Sometimes some semblance of rationality is given to the phrase "affordable housing" by comparing the cost of housing to the income of those who live in it. That was certainly what I did when I rented my first room. That's not rocket science, then or now.Buying a home that one can afford without the need for government intervention in the form of subsidies or Congressional pressure on lenders to give loans that aren't likely to be repaid seems to have become passé. Using real cash money as a down payment had also fallen by the wayside. Somehow 100% financing, meaning no down payment, became the norm for so many that few questioned the concept in the not so recent past. Now it seems ludicrously risky for any lender to give those kind of terms, seeing what the outcome of such an arrangement has been.

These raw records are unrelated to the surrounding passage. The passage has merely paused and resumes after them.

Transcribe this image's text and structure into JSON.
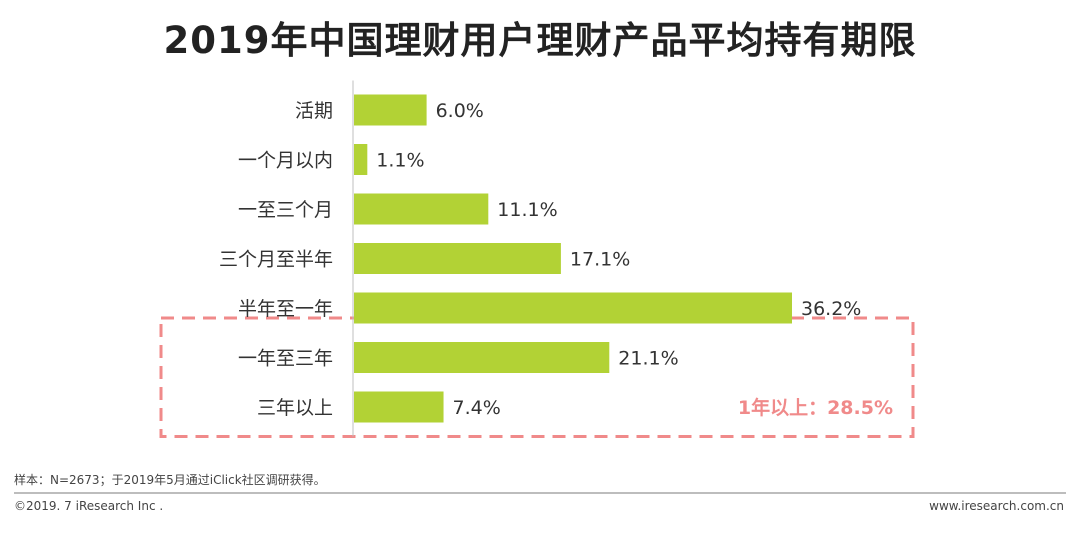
{
  "title": "2019年中国理财用户理财产品平均持有期限",
  "chart_data": {
    "type": "bar",
    "orientation": "horizontal",
    "categories": [
      "活期",
      "一个月以内",
      "一至三个月",
      "三个月至半年",
      "半年至一年",
      "一年至三年",
      "三年以上"
    ],
    "values": [
      6.0,
      1.1,
      11.1,
      17.1,
      36.2,
      21.1,
      7.4
    ],
    "value_labels": [
      "6.0%",
      "1.1%",
      "11.1%",
      "17.1%",
      "36.2%",
      "21.1%",
      "7.4%"
    ],
    "unit": "%",
    "bar_color": "#b2d235",
    "annotation": {
      "text": "1年以上：28.5%",
      "color": "#f08a8a",
      "groups": [
        "一年至三年",
        "三年以上"
      ]
    }
  },
  "footnote": "样本：N=2673；于2019年5月通过iClick社区调研获得。",
  "copyright": "©2019. 7 iResearch Inc .",
  "website": "www.iresearch.com.cn"
}
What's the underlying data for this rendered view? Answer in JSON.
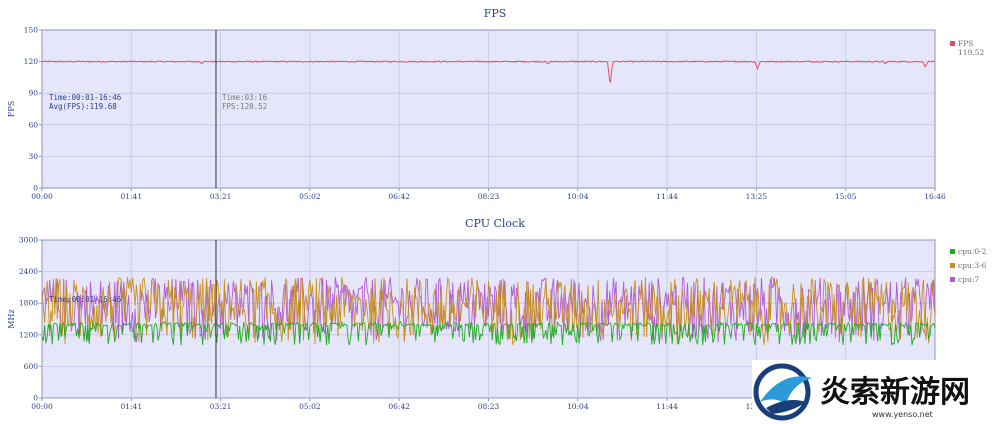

The difference is that today there is some arbitrary percentage of one's income that sets the limit to what the government will consider to be affordable housing. It used to be 25 percent but it might be 30 percent or some other proportion.
But, whatever the percentage, it is no longer the individual's responsibility to choose housing that fits within that limit. It is somehow the taxpayers' job to make up the difference, when someone chooses housing whose cost exceeds that magic number.
My wife and I were fortunate, having the means to make a substantial down payment on our present house. We didn't get a palatial home even though we could have easily gotten a place that cost $100K or more above what we paid. But we couldn't have really afforded the payments even though we qualified for a mortgage worth twice as much as the value of our house. (That's another story illustrative of the financing insanity that prevailed during the housing market bubble.) We can make the payments on our mortgage because we didn't make the mistake so many others did. And our payments, not including taxes and insurance, total about 27% of our disposable income.
We bought a house we actually could afford, just like folks in the 'olden days'.
Like Thomas Sowell has done throughout his adult life, we bought affordable housing. If we end up buying another home in the future, it too will be affordable. It will likely be smaller than the one we have now, but so what? It will meet our needs and, in the end, be affordable. No mansion. No 4000 square foot monstrosity. No polished granite countertops with stainless steel appliances and Italian marble flooring. Just a nice place we can call home that won't bust our budget.
If more people had done it the old fashioned way, the housing bubble and concomitant financial collapse would never have occurred.